Réduction de la mortalité infantile d’origine infectieuse
Les réductions sont similaires dans toutes les régions géographiques et pour tous les groupes ethniques de Grande-Bretagne, ainsi que chez les enfants souffrant de maladies préexistantes qui sont les plus exposés au risque de maladie grave et de décès par infection.
Le nombre absolu de décès dans les 60 jours suivant l'admission à l'hôpital pour une septicémie, une méningite, une bronchiolite, une pneumonie, un wheezing d’origine virale et une infection des voies respiratoires supérieures a également diminué, bien que les chercheurs notent que la proportion d'enfants admis pour une pneumonie et décédés dans les 60 jours a augmenté.
La pyélonéphrite (infection rénale) est la seule infection de l’enfance pour laquelle le nombre d'admissions à l'hôpital n'a pas diminué.

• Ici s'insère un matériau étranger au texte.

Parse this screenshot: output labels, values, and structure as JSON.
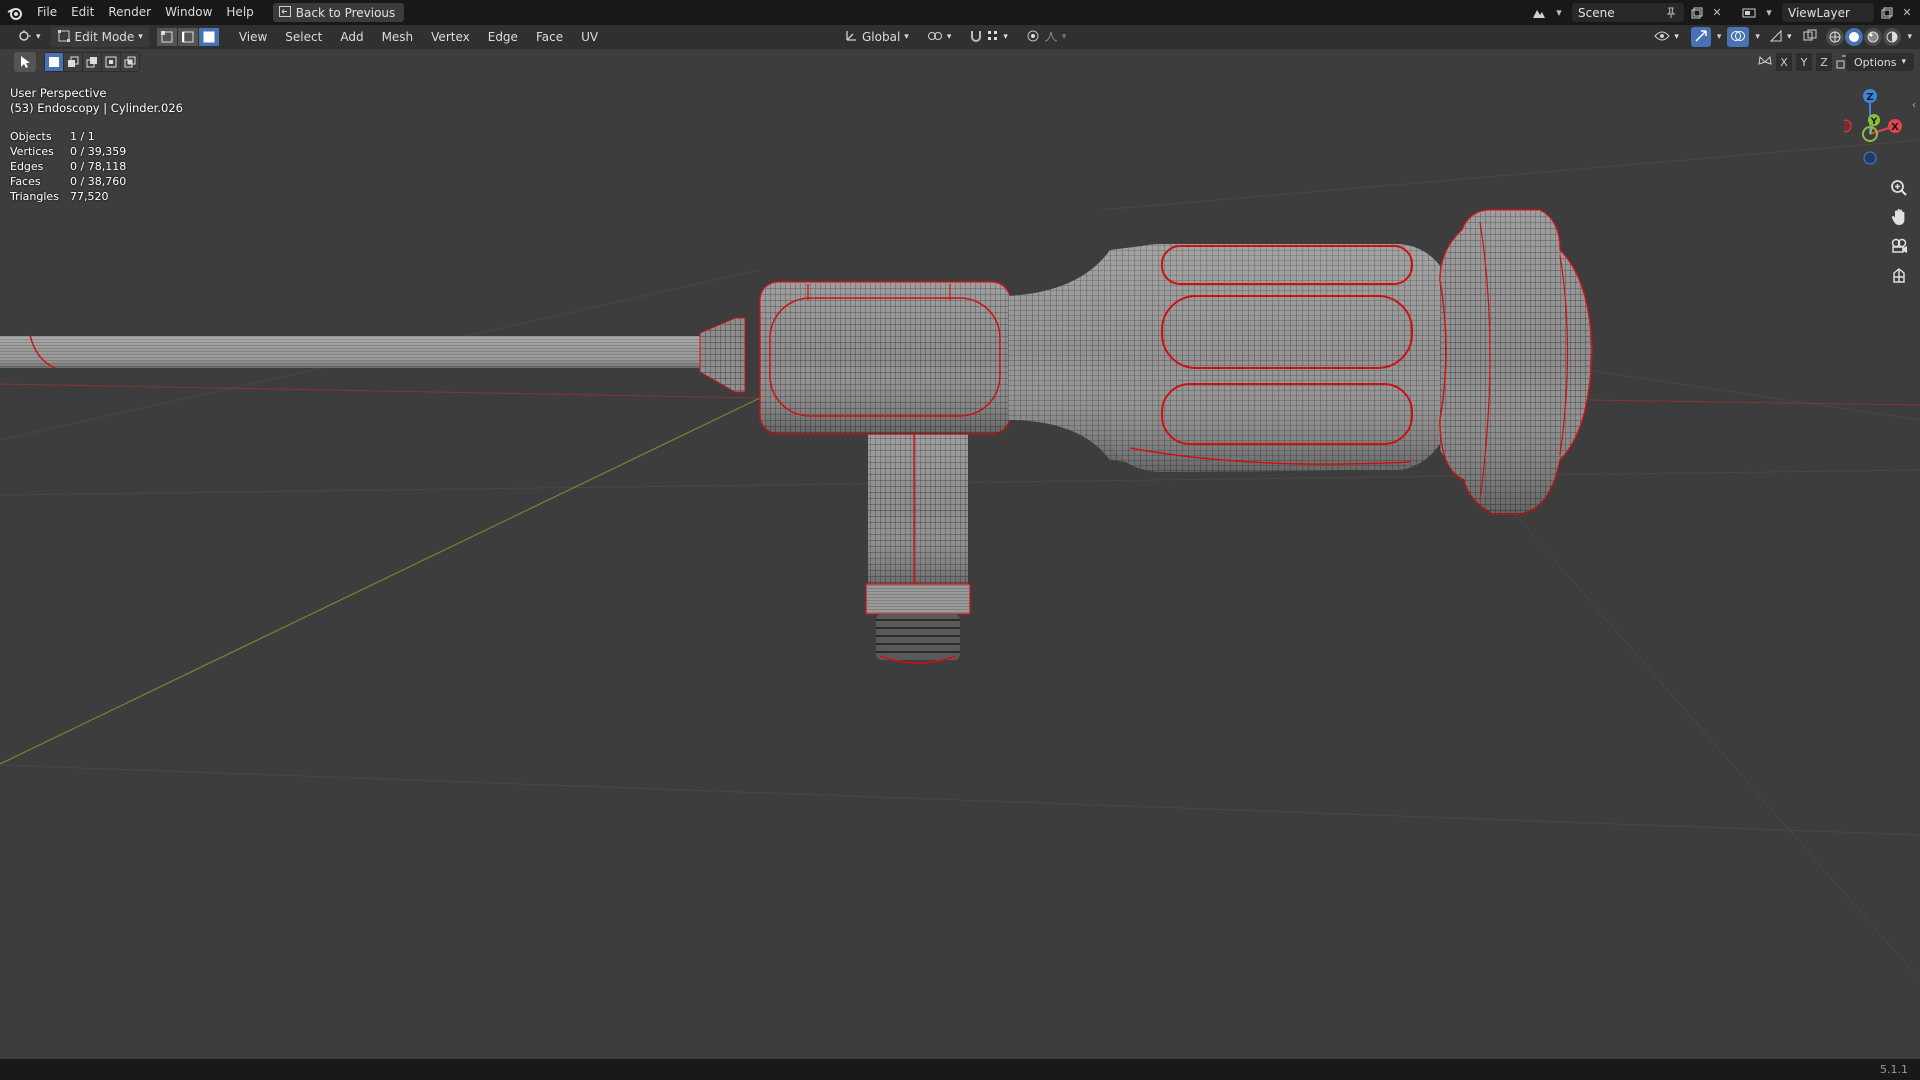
{
  "topbar": {
    "menus": [
      "File",
      "Edit",
      "Render",
      "Window",
      "Help"
    ],
    "back_button": "Back to Previous",
    "scene_name": "Scene",
    "view_layer_name": "ViewLayer"
  },
  "header": {
    "mode": "Edit Mode",
    "menus": [
      "View",
      "Select",
      "Add",
      "Mesh",
      "Vertex",
      "Edge",
      "Face",
      "UV"
    ],
    "transform_orientation": "Global",
    "mirror_axes": [
      "X",
      "Y",
      "Z"
    ],
    "options_label": "Options"
  },
  "overlay": {
    "perspective": "User Perspective",
    "object_info": "(53) Endoscopy | Cylinder.026",
    "stats": [
      {
        "label": "Objects",
        "value": "1 / 1"
      },
      {
        "label": "Vertices",
        "value": "0 / 39,359"
      },
      {
        "label": "Edges",
        "value": "0 / 78,118"
      },
      {
        "label": "Faces",
        "value": "0 / 38,760"
      },
      {
        "label": "Triangles",
        "value": "77,520"
      }
    ]
  },
  "gizmo": {
    "x": "X",
    "y": "Y",
    "z": "Z"
  },
  "colors": {
    "x_axis": "#e2434f",
    "y_axis": "#8bbd3c",
    "z_axis": "#3d85e0",
    "seam": "#d01010",
    "accent": "#4772b3"
  },
  "status": {
    "version": "5.1.1"
  }
}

Selon les auteurs, cela pourrait s'expliquer par un retard de soins durant la pandémie.
Des résultats paradoxaux en apparence
Les chercheurs anglais de l'Université d'Oxford ont réalisé cette étude pour analyser l’impact de la Covid-19 sur les programmes de vaccination des enfants qui ont été perturbés et les visites aux urgences qui ont été retardées par la surcharge des personnels de santé liée à la Covid-19.
Ils ont analysé les taux d'admission à l'hôpital et les résultats en matière de mortalité pour 19 infections respiratoires infantiles, avant et après le début de la pandémie en Angleterre. Leur analyse comprenait les données de tous les enfants âgés de 0 à 14 ans admis dans un hôpital du NHS en Angleterre pour une infection entre le 1er mars 2017 et le 30 juin 2021.

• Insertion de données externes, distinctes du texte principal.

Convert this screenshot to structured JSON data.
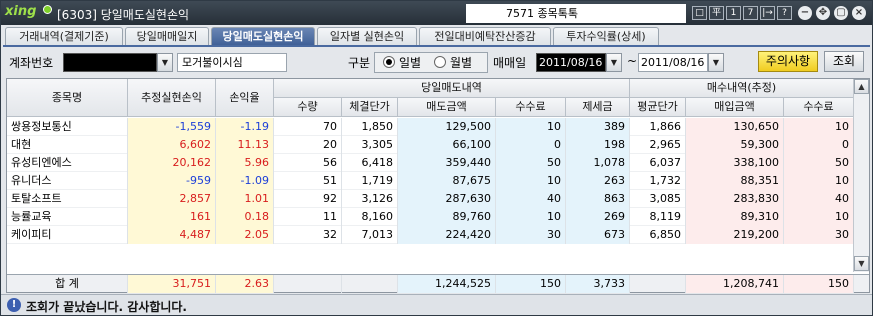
{
  "window": {
    "logo": "xing",
    "title": "[6303] 당일매도실현손익",
    "ticker": "7571 종목톡톡",
    "buttons": [
      "□",
      "平",
      "1",
      "7",
      "|→",
      "?"
    ]
  },
  "tabs": [
    "거래내역(결제기준)",
    "당일매매일지",
    "당일매도실현손익",
    "일자별 실현손익",
    "전일대비예탁잔산증감",
    "투자수익률(상세)"
  ],
  "active_tab": 2,
  "filters": {
    "account_label": "계좌번호",
    "account_name": "모거불이시심",
    "division_label": "구분",
    "daily_label": "일별",
    "monthly_label": "월별",
    "trade_date_label": "매매일",
    "date_from": "2011/08/16",
    "date_sep": "~",
    "date_to": "2011/08/16",
    "notice_button": "주의사항",
    "query_button": "조회"
  },
  "headers": {
    "name": "종목명",
    "est_pnl": "추정실현손익",
    "return_rate": "손익율",
    "sell_group": "당일매도내역",
    "buy_group": "매수내역(추정)",
    "qty": "수량",
    "price": "체결단가",
    "sell_amount": "매도금액",
    "fee": "수수료",
    "tax": "제세금",
    "avg_price": "평균단가",
    "buy_amount": "매입금액",
    "buy_fee": "수수료"
  },
  "rows": [
    {
      "name": "쌍용정보통신",
      "est_pnl": "-1,559",
      "return_rate": "-1.19",
      "qty": "70",
      "price": "1,850",
      "sell_amount": "129,500",
      "fee": "10",
      "tax": "389",
      "avg_price": "1,866",
      "buy_amount": "130,650",
      "buy_fee": "10"
    },
    {
      "name": "대현",
      "est_pnl": "6,602",
      "return_rate": "11.13",
      "qty": "20",
      "price": "3,305",
      "sell_amount": "66,100",
      "fee": "0",
      "tax": "198",
      "avg_price": "2,965",
      "buy_amount": "59,300",
      "buy_fee": "0"
    },
    {
      "name": "유성티엔에스",
      "est_pnl": "20,162",
      "return_rate": "5.96",
      "qty": "56",
      "price": "6,418",
      "sell_amount": "359,440",
      "fee": "50",
      "tax": "1,078",
      "avg_price": "6,037",
      "buy_amount": "338,100",
      "buy_fee": "50"
    },
    {
      "name": "유니더스",
      "est_pnl": "-959",
      "return_rate": "-1.09",
      "qty": "51",
      "price": "1,719",
      "sell_amount": "87,675",
      "fee": "10",
      "tax": "263",
      "avg_price": "1,732",
      "buy_amount": "88,351",
      "buy_fee": "10"
    },
    {
      "name": "토탈소프트",
      "est_pnl": "2,857",
      "return_rate": "1.01",
      "qty": "92",
      "price": "3,126",
      "sell_amount": "287,630",
      "fee": "40",
      "tax": "863",
      "avg_price": "3,085",
      "buy_amount": "283,830",
      "buy_fee": "40"
    },
    {
      "name": "능률교육",
      "est_pnl": "161",
      "return_rate": "0.18",
      "qty": "11",
      "price": "8,160",
      "sell_amount": "89,760",
      "fee": "10",
      "tax": "269",
      "avg_price": "8,119",
      "buy_amount": "89,310",
      "buy_fee": "10"
    },
    {
      "name": "케이피티",
      "est_pnl": "4,487",
      "return_rate": "2.05",
      "qty": "32",
      "price": "7,013",
      "sell_amount": "224,420",
      "fee": "30",
      "tax": "673",
      "avg_price": "6,850",
      "buy_amount": "219,200",
      "buy_fee": "30"
    }
  ],
  "total": {
    "label": "합  계",
    "est_pnl": "31,751",
    "return_rate": "2.63",
    "sell_amount": "1,244,525",
    "fee": "150",
    "tax": "3,733",
    "buy_amount": "1,208,741",
    "buy_fee": "150"
  },
  "status": {
    "message": "조회가 끝났습니다. 감사합니다."
  },
  "colors": {
    "negative": "#1d3fd8",
    "positive": "#d81d1d",
    "active_tab": "#3e5f96"
  }
}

Les infections respiratoires courantes comprenaient l’angine, la grippe et la bronchiolite, tandis que les infections invasives graves comprenaient la septicémie, la méningite et l'ostéomyélite. Les maladies évitables par la vaccination comprenaient la rougeole, les oreillons et plusieurs causes bactériennes de maladies graves. Les facteurs potentiellement influents, notamment le sexe, l'âge, le groupe ethnique, la région géographique, la privation et les conditions existantes (comorbidités) ont été pris en compte.
Une étude observationnelle
Il s'agit de résultats d'une étude observationnelle, qui ne permettent donc pas d'établir de causalité réelle, sauf si une ré-augmentation des infections se produit réellement en 2022 avec le relâchement des mesures. Surtout, il est particulièrement intéressant de voir que même des infections bactériennes graves (à Staphylococcus aureus, Streptococcus pyogenes…) ont diminué, ce qui remet en cause leur physiopathologie.

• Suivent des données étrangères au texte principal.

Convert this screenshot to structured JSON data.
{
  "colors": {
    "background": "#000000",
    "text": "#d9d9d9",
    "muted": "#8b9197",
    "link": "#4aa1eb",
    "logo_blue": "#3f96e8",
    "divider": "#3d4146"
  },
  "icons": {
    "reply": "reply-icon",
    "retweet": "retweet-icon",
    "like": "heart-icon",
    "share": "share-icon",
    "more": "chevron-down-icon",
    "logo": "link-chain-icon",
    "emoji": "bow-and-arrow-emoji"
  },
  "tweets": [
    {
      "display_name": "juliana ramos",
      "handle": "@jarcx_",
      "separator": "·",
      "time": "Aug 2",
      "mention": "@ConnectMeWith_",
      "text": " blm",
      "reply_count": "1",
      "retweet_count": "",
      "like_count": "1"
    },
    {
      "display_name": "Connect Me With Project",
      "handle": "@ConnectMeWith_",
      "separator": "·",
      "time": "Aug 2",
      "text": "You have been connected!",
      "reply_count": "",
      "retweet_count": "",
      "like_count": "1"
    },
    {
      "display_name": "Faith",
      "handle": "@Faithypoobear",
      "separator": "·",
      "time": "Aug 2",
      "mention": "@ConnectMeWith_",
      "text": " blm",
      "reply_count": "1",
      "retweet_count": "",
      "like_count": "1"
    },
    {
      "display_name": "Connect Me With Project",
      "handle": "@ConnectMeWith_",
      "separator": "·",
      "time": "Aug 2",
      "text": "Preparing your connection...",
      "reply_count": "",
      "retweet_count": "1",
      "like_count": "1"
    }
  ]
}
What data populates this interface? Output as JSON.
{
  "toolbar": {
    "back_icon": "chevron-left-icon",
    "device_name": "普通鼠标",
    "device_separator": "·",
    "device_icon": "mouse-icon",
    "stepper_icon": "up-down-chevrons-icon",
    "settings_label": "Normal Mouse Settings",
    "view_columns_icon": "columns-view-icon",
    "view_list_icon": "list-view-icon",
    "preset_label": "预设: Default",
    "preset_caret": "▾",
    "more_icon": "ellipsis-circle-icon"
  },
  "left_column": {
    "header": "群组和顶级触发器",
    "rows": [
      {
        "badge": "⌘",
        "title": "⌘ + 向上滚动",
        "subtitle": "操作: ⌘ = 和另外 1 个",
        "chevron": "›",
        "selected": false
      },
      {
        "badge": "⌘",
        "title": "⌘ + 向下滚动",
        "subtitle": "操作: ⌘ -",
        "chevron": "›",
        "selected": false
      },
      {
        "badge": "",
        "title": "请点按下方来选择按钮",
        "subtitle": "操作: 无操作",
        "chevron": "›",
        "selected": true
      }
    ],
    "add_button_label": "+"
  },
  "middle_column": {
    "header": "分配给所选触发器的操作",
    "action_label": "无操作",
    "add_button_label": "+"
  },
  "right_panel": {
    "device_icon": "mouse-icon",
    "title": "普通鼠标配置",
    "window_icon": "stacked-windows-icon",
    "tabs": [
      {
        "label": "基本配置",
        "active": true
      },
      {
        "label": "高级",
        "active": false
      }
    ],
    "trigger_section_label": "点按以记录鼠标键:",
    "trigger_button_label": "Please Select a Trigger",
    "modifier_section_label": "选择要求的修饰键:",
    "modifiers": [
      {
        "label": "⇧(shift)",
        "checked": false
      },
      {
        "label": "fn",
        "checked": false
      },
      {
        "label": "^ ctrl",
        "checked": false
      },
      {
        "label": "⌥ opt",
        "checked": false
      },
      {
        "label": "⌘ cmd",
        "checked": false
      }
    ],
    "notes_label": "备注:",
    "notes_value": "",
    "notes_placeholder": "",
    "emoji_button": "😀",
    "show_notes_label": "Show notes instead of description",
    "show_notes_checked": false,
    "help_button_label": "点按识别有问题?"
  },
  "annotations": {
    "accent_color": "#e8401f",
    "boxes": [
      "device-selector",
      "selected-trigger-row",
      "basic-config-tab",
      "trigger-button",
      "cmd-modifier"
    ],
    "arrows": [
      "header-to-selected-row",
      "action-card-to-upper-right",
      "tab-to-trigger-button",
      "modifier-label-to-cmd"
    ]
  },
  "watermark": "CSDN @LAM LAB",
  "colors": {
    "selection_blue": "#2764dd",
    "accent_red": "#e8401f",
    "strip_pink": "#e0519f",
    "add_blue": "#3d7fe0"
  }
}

Les chercheurs concluent donc qu'une série de changements de comportements (adoption d'interventions non médicamenteuses) et de stratégies sociétales (fermeture des écoles, confinement et restriction des déplacements) utilisés pour réduire la transmission du SARS-CoV-2, ont également réduit les admissions pour des infections infantiles courantes et graves, virales et bactériennes, en Angleterre.
Et bien que nombre de ces mesures ne soient généralement pas viables en dehors de la pandémie en raison de leur impact financier et sociétal négatif, ils suggèrent que certaines d'entre elles pourraient être maintenues, en particulier pendant les mois d'hiver, « pour minimiser la charge sur les systèmes de santé et protéger les enfants vulnérables ». Ils proposent donc des études pour analyser le bénéfice réel des mesures les plus simples à mettre en œuvre (masques, lavage des mains…), afin de les proposer en toute connaissance de cause.
De toute façon, ces analyses sont essentielles à la bonne gestion de la prochaine pandémie, quelle qu’en soit la date.